Laurence Augoyard : Certains exemples mélangent le digital et le smart data. Nous avons des groupes bancaires qui réinventent la façon dont leurs conseillers travaillent avec leurs clients, via de nouvelles interactions. Par exemple, chez LCL, l’objectif consistait à faire en sorte que le conseiller clientèle connaisse la situation, les besoins et les envies de son client lorsque ce dernier arrive en agence, grâce au digital. Pour remonter la connaissance du client auprès des agents, il a fallu développer un portail permettant de pousser de l’information. Nous rencontrons également de nombreux cas clients sur les Smart Cities, qui cherchent à mélanger de la data avec du digital afin que l’ensemble des objets connectés se parlent entre eux dans le but de faire réaliser des économies d’énergie, notamment. Ce sont des exemples intéressants car nous avons de nombreux champions français dans ce domaine-là qui exportent leurs idées, notamment en Chine. Le crowdfunding est aussi un exemple de disruption qui impose un nouveau modèle, et dont le fonctionnement nécessite de faire converger la donnée avec le digital. Nous sommes bien là sur un changement d’usage, un nouveau type de modèle en freemium accompagné de services associés. Rappelons d’ailleurs que la donnée est au cœur du digital. Elle permet de factualiser et de benchmarker. La donnée, notamment sur les objets connectés, permet de relier entre eux des usages et des personnes, des signaux qui permettent de créer de la valeur. Le digital permet également de bénéficier d’un avantage encore peu exploité pour le moment : la création d’un patrimoine data, incorporel, pas encore valorisé au bilan mais qui, un jour, pourrait l’être. Enfin, la donnée n’a d’intérêt que si, pour l’utilisateur final, elle est neutre. Nous revenons alors sur la notion d’accessibilité, de convivialité de l’expérience client. Derrière tous ces enjeux, il ne faut cependant pas occulter la problématique de la sécurisation et de la confidentialité de la data. En matière de B2B, le droit est assez flexible car il est aujourd’hui poussé par les Américains. Ce qui n’est en revanche pas du tout le cas en matière de données personnelles avec lesquelles, en France, nous avons des garde-fous grâce à la CNIL.
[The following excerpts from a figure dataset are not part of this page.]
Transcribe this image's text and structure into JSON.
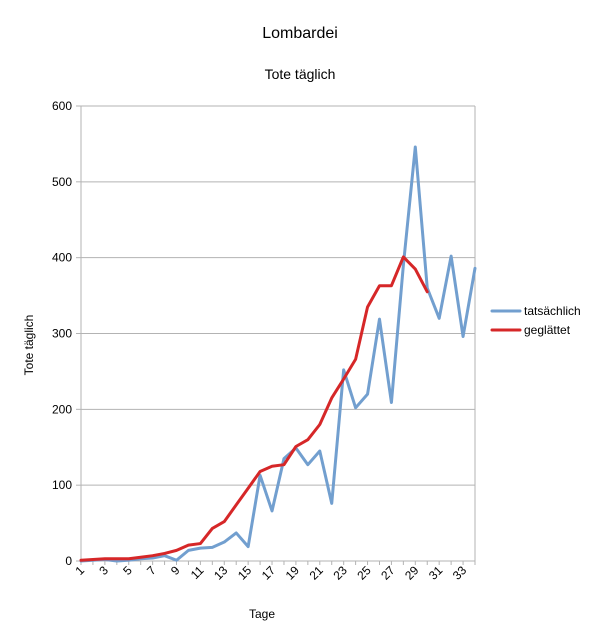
{
  "chart_data": {
    "type": "line",
    "title": "Lombardei",
    "subtitle": "Tote täglich",
    "xlabel": "Tage",
    "ylabel": "Tote täglich",
    "ylim": [
      0,
      600
    ],
    "yticks": [
      0,
      100,
      200,
      300,
      400,
      500,
      600
    ],
    "xlim": [
      1,
      34
    ],
    "xticks": [
      1,
      3,
      5,
      7,
      9,
      11,
      13,
      15,
      17,
      19,
      21,
      23,
      25,
      27,
      29,
      31,
      33
    ],
    "grid": true,
    "legend_position": "right",
    "series": [
      {
        "name": "tatsächlich",
        "color": "#729fcf",
        "x": [
          1,
          2,
          3,
          4,
          5,
          6,
          7,
          8,
          9,
          10,
          11,
          12,
          13,
          14,
          15,
          16,
          17,
          18,
          19,
          20,
          21,
          22,
          23,
          24,
          25,
          26,
          27,
          28,
          29,
          30,
          31,
          32,
          33,
          34
        ],
        "values": [
          0,
          1,
          2,
          0,
          1,
          3,
          4,
          7,
          1,
          14,
          17,
          18,
          25,
          37,
          19,
          113,
          66,
          135,
          149,
          127,
          145,
          76,
          252,
          202,
          220,
          319,
          209,
          390,
          546,
          360,
          320,
          402,
          296,
          386
        ]
      },
      {
        "name": "geglättet",
        "color": "#d62728",
        "x": [
          1,
          2,
          3,
          4,
          5,
          6,
          7,
          8,
          9,
          10,
          11,
          12,
          13,
          14,
          15,
          16,
          17,
          18,
          19,
          20,
          21,
          22,
          23,
          24,
          25,
          26,
          27,
          28,
          29,
          30
        ],
        "values": [
          1,
          2,
          3,
          3,
          3,
          5,
          7,
          10,
          14,
          21,
          23,
          43,
          52,
          74,
          96,
          118,
          125,
          127,
          151,
          160,
          180,
          215,
          240,
          266,
          335,
          363,
          363,
          401,
          385,
          355
        ]
      }
    ]
  }
}
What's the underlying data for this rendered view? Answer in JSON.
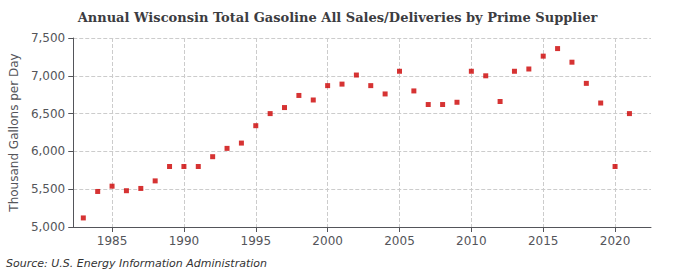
{
  "chart_data": {
    "type": "scatter",
    "title": "Annual Wisconsin Total Gasoline All Sales/Deliveries by Prime Supplier",
    "ylabel": "Thousand Gallons per Day",
    "source": "Source: U.S. Energy Information Administration",
    "x": [
      1983,
      1984,
      1985,
      1986,
      1987,
      1988,
      1989,
      1990,
      1991,
      1992,
      1993,
      1994,
      1995,
      1996,
      1997,
      1998,
      1999,
      2000,
      2001,
      2002,
      2003,
      2004,
      2005,
      2006,
      2007,
      2008,
      2009,
      2010,
      2011,
      2012,
      2013,
      2014,
      2015,
      2016,
      2017,
      2018,
      2019,
      2020,
      2021
    ],
    "values": [
      5120,
      5470,
      5540,
      5480,
      5510,
      5610,
      5800,
      5800,
      5800,
      5930,
      6040,
      6110,
      6340,
      6500,
      6580,
      6740,
      6680,
      6870,
      6890,
      7010,
      6870,
      6760,
      7060,
      6800,
      6620,
      6620,
      6650,
      7060,
      7000,
      6660,
      7060,
      7090,
      7260,
      7360,
      7180,
      6900,
      6640,
      5800,
      6500
    ],
    "color": "#cc0000",
    "marker": "square",
    "xlim": [
      1982.3,
      2022.5
    ],
    "xticks": [
      1985,
      1990,
      1995,
      2000,
      2005,
      2010,
      2015,
      2020
    ],
    "ylim": [
      5000,
      7500
    ],
    "yticks": [
      {
        "value": 5000,
        "label": "5,000"
      },
      {
        "value": 5500,
        "label": "5,500"
      },
      {
        "value": 6000,
        "label": "6,000"
      },
      {
        "value": 6500,
        "label": "6,500"
      },
      {
        "value": 7000,
        "label": "7,000"
      },
      {
        "value": 7500,
        "label": "7,500"
      }
    ],
    "grid": true
  }
}
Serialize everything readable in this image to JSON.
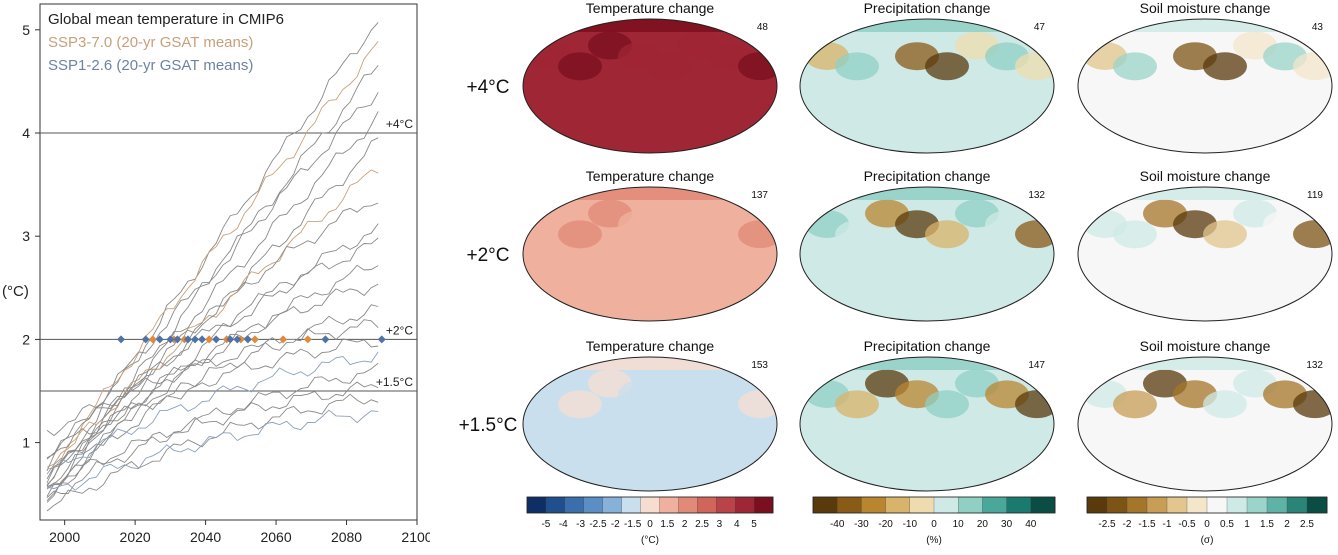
{
  "chart_data": [
    {
      "type": "line",
      "title": "Global mean temperature in CMIP6",
      "legend": [
        {
          "name": "SSP3-7.0 (20-yr GSAT means)",
          "color": "#c8a07a"
        },
        {
          "name": "SSP1-2.6 (20-yr GSAT means)",
          "color": "#6d83a3"
        }
      ],
      "legend_placement": "top-left",
      "ylabel": "(°C)",
      "xlim": [
        1993,
        2100
      ],
      "ylim": [
        0.25,
        5.25
      ],
      "x_ticks": [
        "2000",
        "2020",
        "2040",
        "2060",
        "2080",
        "2100"
      ],
      "y_ticks": [
        "1",
        "2",
        "3",
        "4",
        "5"
      ],
      "reference_lines": [
        {
          "value": 4,
          "label": "+4°C"
        },
        {
          "value": 2,
          "label": "+2°C"
        },
        {
          "value": 1.5,
          "label": "+1.5°C"
        }
      ],
      "crossing_years_2C": {
        "SSP1-2.6": [
          2016,
          2023,
          2027,
          2030,
          2032,
          2035,
          2037,
          2039,
          2043,
          2047,
          2049,
          2052,
          2074,
          2090
        ],
        "SSP3-7.0": [
          2025,
          2031,
          2034,
          2041,
          2046,
          2050,
          2054,
          2062,
          2069
        ]
      },
      "series_note": "Model ensemble lines span 1995-2090",
      "series": [
        {
          "name": "",
          "x": [
            1995,
            2090
          ],
          "y": [
            0.55,
            5.15
          ]
        },
        {
          "name": "",
          "x": [
            1995,
            2090
          ],
          "y": [
            0.7,
            4.9
          ]
        },
        {
          "name": "",
          "x": [
            1995,
            2090
          ],
          "y": [
            0.45,
            4.7
          ]
        },
        {
          "name": "",
          "x": [
            1995,
            2090
          ],
          "y": [
            0.8,
            4.45
          ]
        },
        {
          "name": "",
          "x": [
            1995,
            2090
          ],
          "y": [
            0.6,
            4.2
          ]
        },
        {
          "name": "",
          "x": [
            1995,
            2090
          ],
          "y": [
            0.5,
            3.95
          ]
        },
        {
          "name": "",
          "x": [
            1995,
            2090
          ],
          "y": [
            0.75,
            3.7
          ]
        },
        {
          "name": "",
          "x": [
            1995,
            2090
          ],
          "y": [
            0.6,
            3.4
          ]
        },
        {
          "name": "",
          "x": [
            1995,
            2090
          ],
          "y": [
            0.4,
            3.1
          ]
        },
        {
          "name": "",
          "x": [
            1995,
            2090
          ],
          "y": [
            0.85,
            2.95
          ]
        },
        {
          "name": "",
          "x": [
            1995,
            2090
          ],
          "y": [
            0.55,
            2.75
          ]
        },
        {
          "name": "",
          "x": [
            1995,
            2090
          ],
          "y": [
            0.65,
            2.55
          ]
        },
        {
          "name": "",
          "x": [
            1995,
            2090
          ],
          "y": [
            0.5,
            2.3
          ]
        },
        {
          "name": "",
          "x": [
            1995,
            2090
          ],
          "y": [
            1.1,
            2.15
          ]
        },
        {
          "name": "",
          "x": [
            1995,
            2090
          ],
          "y": [
            0.9,
            2.0
          ]
        },
        {
          "name": "",
          "x": [
            1995,
            2090
          ],
          "y": [
            0.7,
            1.85
          ]
        },
        {
          "name": "",
          "x": [
            1995,
            2090
          ],
          "y": [
            0.45,
            1.7
          ]
        },
        {
          "name": "",
          "x": [
            1995,
            2090
          ],
          "y": [
            0.6,
            1.55
          ]
        },
        {
          "name": "",
          "x": [
            1995,
            2090
          ],
          "y": [
            0.35,
            1.45
          ]
        },
        {
          "name": "",
          "x": [
            1995,
            2090
          ],
          "y": [
            0.5,
            1.3
          ]
        }
      ]
    },
    {
      "type": "heatmap",
      "rows": [
        {
          "label": "+4°C",
          "counts": [
            "48",
            "47",
            "43"
          ]
        },
        {
          "label": "+2°C",
          "counts": [
            "137",
            "132",
            "119"
          ]
        },
        {
          "label": "+1.5°C",
          "counts": [
            "153",
            "147",
            "132"
          ]
        }
      ],
      "columns": [
        {
          "title": "Temperature change",
          "unit": "(°C)",
          "tick_labels": [
            "-5",
            "-4",
            "-3",
            "-2.5",
            "-2",
            "-1.5",
            "0",
            "1.5",
            "2",
            "2.5",
            "3",
            "4",
            "5"
          ],
          "colors": [
            "#0d2f66",
            "#1f4f8c",
            "#3b6fab",
            "#5a8ec4",
            "#86b1d9",
            "#c9dfee",
            "#f7ddd0",
            "#efb19d",
            "#e28a78",
            "#d0665a",
            "#b94346",
            "#9f2634",
            "#7a0f1f"
          ],
          "row_levels": [
            0.95,
            0.6,
            0.45
          ]
        },
        {
          "title": "Precipitation change",
          "unit": "(%)",
          "tick_labels": [
            "-40",
            "-30",
            "-20",
            "-10",
            "0",
            "10",
            "20",
            "30",
            "40"
          ],
          "colors": [
            "#5a3a0c",
            "#8a5a17",
            "#b9852f",
            "#d8b36a",
            "#efdcae",
            "#cfeae6",
            "#8fcfc4",
            "#4aa89a",
            "#1b7a6e",
            "#0b4d44"
          ],
          "row_levels": [
            0.75,
            0.62,
            0.55
          ]
        },
        {
          "title": "Soil moisture change",
          "unit": "(σ)",
          "tick_labels": [
            "-2.5",
            "-2",
            "-1.5",
            "-1",
            "-0.5",
            "0",
            "0.5",
            "1",
            "1.5",
            "2",
            "2.5"
          ],
          "colors": [
            "#5a3a0c",
            "#7d5416",
            "#a5752a",
            "#c89d56",
            "#e2c68e",
            "#f3e6c9",
            "#f7f7f7",
            "#cfeae6",
            "#9bd4ca",
            "#5fb3a6",
            "#2a8478",
            "#0b4d44"
          ],
          "row_levels": [
            0.7,
            0.55,
            0.52
          ]
        }
      ]
    }
  ]
}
Anne Lacouberie : Pour gagner en satisfaction client, en compétitivité et en fidélisation de leurs collaborateurs, les entreprises savent qu’elles doivent adopter les usages et les outils de leurs utilisateurs.
Fabien Barrois : Les services digitaux proposés aujourd’hui par les entreprises sont des facteurs entrant en ligne de compte dans le choix des consommateurs quant à un produit ou une prestation. Ils deviennent des éléments différenciateurs sur le marché.